2007-06-19 SEOUL紀行ー連載第10回
_ SEOUL紀行ー連載第10回
記者たちとの食事の後はやっとのことで緊張から解放される自由時間。
我々はチョンボクキン(景福宮)に向かった。
読者はPターンというのをご存知か。右側通行で左折混雑を著しく嫌うらしい韓国では、一遍右折してターンするPターンがあるのである。
道路標示に「Pターン」と出る。絶対左折できないということである。
韓国の運転は、日本同様、かなりその国民性を表す。
できるだけ割り込みはさせない。隙あればより有利な車線変更するのである。
この状態で、「待ち」の必要な左折車線をもうけると割り込み合いで収拾がつかなくなる。
ゆえに、「Pターン」とあいなる。
景福宮は、1394年に太祖李成桂によって建設され、1592年に豊臣秀吉の侵攻により焼失。1865年に大院君によって再建されるも、1910年の日韓併合で敷地内正面に朝鮮総督府が立てられ、興礼門は破壊され、光化門は移転された。この経緯について、筆者は、柳宗悦の「光化門」を読んで知っていた。私は、このことを、旧日本が韓国に対して行ったことの中で、最も恥ずかしい事件であったと認識する。もし、米軍が、皇居二重橋の辺りに総督府を建てたとするなら、どう思われるか。それは詮方なき「恨み」となって日本人の心に蓄積されたことであろう。同時に、もし、日本語が禁止されて、英語を強要されたとするならどうするか。これも忌まわしい呪いとなって残留したことであろう。個人の趣味同様、文化について侮辱されることは、婦女子の陵辱同様、許しがたいことであろう。
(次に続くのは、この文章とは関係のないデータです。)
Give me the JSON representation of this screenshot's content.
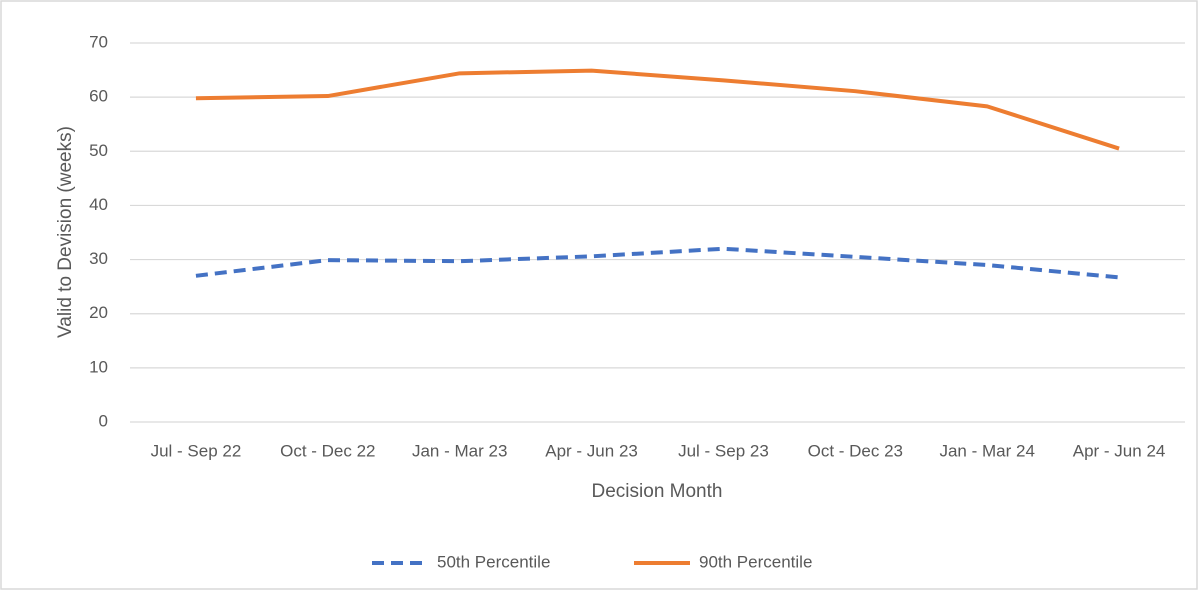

それを日本人は平気でやってしまった。何という傲慢なことであろう。こういうことがなければ、「靖国」の問題もそう大きなことになっていなかったに相違ない。私はその「現場」を一目見てみたかった。
さて「景福宮」とは、明らかに「景色が佳い宮殿」とのことである。
だが、その意味は、思った以上に深かった。